Pressenza estime qu’il n’y a pas de véritable volonté politique des pays occidentaux pour résoudre des conflits, car leur attention se trouve ailleurs, dans la commercialisation des armes, dans le maintien des tensions et dans la coopération discrète avec des gouvernements jugés peu démocratiques. Ces actions contredisent les valeurs occidentales et renforcent le déclin d’une crédibilité déjà bien entamée.
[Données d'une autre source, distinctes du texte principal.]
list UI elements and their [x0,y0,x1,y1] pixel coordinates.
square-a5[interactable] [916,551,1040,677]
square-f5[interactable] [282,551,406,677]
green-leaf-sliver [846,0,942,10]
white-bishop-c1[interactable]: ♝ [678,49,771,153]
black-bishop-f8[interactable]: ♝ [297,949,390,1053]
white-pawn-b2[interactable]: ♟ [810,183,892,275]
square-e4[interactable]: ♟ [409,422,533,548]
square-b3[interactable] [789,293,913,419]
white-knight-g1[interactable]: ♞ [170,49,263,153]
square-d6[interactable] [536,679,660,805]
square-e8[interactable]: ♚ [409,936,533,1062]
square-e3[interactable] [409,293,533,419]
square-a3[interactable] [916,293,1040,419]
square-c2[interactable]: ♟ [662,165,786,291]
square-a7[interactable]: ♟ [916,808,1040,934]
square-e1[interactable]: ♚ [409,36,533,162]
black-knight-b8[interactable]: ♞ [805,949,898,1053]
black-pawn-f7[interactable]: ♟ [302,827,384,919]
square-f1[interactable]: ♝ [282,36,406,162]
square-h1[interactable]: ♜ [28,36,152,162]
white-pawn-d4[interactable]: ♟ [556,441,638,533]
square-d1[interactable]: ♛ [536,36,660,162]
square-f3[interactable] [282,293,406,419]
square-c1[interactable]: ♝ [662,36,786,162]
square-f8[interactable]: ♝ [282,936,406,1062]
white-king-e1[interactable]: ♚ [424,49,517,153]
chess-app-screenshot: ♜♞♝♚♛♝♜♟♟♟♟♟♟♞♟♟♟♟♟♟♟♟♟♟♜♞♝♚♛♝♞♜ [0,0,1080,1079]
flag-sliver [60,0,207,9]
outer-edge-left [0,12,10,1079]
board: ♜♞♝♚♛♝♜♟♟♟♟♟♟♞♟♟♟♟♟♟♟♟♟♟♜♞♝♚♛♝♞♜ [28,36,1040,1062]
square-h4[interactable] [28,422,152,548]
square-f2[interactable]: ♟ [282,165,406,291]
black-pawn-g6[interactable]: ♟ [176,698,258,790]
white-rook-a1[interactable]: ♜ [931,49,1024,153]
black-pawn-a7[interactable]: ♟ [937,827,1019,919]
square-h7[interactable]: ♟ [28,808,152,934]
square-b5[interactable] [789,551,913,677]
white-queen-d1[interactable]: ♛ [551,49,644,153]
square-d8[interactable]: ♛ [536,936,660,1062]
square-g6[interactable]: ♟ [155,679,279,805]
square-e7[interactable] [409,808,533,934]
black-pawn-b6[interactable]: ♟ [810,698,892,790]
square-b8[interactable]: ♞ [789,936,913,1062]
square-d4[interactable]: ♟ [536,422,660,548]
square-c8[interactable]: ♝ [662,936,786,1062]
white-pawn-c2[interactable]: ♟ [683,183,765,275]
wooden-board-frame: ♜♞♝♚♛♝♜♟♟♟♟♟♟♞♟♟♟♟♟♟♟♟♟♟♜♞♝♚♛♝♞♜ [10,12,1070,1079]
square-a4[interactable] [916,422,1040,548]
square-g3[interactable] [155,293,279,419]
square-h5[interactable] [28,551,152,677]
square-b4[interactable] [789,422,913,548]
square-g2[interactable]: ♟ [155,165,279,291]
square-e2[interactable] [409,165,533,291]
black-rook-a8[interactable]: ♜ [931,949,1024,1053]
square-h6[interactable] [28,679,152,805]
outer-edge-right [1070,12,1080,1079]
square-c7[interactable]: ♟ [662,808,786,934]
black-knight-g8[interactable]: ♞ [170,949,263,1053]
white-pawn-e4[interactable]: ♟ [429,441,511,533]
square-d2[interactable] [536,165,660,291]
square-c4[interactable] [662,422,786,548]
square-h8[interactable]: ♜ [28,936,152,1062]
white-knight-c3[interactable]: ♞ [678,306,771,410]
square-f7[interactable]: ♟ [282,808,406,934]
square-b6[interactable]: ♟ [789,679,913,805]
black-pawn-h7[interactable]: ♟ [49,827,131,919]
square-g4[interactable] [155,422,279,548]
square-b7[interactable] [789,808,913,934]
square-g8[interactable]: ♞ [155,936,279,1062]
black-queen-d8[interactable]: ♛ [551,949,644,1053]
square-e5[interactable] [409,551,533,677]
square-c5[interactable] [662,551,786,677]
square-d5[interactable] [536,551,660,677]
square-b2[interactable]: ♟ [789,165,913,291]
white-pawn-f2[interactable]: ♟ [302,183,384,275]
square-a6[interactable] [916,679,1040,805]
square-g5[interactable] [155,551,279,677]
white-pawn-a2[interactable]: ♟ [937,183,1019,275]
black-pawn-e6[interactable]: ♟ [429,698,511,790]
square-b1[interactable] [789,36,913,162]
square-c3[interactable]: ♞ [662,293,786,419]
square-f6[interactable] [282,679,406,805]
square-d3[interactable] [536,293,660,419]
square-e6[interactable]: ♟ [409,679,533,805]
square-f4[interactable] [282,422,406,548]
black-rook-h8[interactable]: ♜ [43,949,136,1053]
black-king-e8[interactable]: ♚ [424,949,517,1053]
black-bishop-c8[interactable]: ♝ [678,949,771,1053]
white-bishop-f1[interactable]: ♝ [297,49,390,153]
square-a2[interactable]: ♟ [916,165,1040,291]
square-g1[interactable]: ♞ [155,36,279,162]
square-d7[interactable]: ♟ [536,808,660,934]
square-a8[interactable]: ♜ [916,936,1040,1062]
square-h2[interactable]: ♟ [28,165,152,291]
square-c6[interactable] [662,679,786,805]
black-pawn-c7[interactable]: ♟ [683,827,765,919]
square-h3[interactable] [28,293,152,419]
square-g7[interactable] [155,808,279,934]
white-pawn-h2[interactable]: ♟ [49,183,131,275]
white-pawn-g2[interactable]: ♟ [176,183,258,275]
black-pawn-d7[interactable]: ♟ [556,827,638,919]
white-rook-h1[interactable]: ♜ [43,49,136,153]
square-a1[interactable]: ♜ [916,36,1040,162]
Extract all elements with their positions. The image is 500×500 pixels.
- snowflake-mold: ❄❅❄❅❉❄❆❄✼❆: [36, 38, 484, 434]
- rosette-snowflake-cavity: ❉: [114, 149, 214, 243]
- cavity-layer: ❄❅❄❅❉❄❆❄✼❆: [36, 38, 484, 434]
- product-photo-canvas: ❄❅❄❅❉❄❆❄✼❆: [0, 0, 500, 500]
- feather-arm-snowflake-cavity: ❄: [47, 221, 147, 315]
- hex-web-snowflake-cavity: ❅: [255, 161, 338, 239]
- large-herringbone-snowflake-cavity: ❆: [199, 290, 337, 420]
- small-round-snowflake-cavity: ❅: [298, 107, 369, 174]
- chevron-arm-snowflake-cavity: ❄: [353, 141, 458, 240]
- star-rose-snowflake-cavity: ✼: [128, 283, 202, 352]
Et nous questionnons : « Nos valeurs revendiquées de Liberté, Démocratie, Paix et Droits Humains sont-elles seulement une illusion pour tromper l’opinion publique ? Qui dans nos sociétés plaide réellement pour ces valeurs ? Comment peut-on restaurer et renforcer nos valeurs ? Est-ce que les médias traitent suffisamment de ces discussions éthiques ou sont-ils victimes des pressions économiques- agissant plus dans la réaction que dans l’action ? ».

Crédit photo : www.mauricio-alvarez.net

Quelles que soient les réponses à ces questions, nous sommes persuadés que la grande majorité de la population n’est absolument pas au courant du fonctionnement de ce marché opaque et des conséquences désastreuses sur les populations du monde entier. Pour Pressenza, les médias jouent un rôle majeur dans la recherche de la vérité et dans la construction d’une information neutre et fiable pour ouvrir les yeux de la société civile sur les actions de leurs gouvernements.

 

Notes

(1) La liberté d’expression est le droit pour toute personne de penser comme elle le souhaite et de pouvoir exprimer ses opinions par tous les moyens qu’elle juge opportun, dans n’importe quel domaine.

Considérée comme une liberté fondamentale, la liberté d’expression est inscrite dans la Déclaration Universelle des Droits de l’Homme (ONU, 1948, article 19) :

« Tout individu a droit à la liberté d’opinion et d’expression, ce qui implique le droit de ne pas être inquiété pour ses opinions et celui de chercher, de recevoir et de répandre, sans considérations de frontières, les informations et les idées par quelque moyen d’expression que ce soit. »

(2) Reporters sans frontières (RSF) est une organisation non gouvernementale internationale reconnue d’utilité publique en France se donnant pour objectif la défense de la liberté de la presse et la protection des sources des journalistes.

(3) Source : rfi : Le marché mondial de l’armement se porte à merveille. 22.02.2016.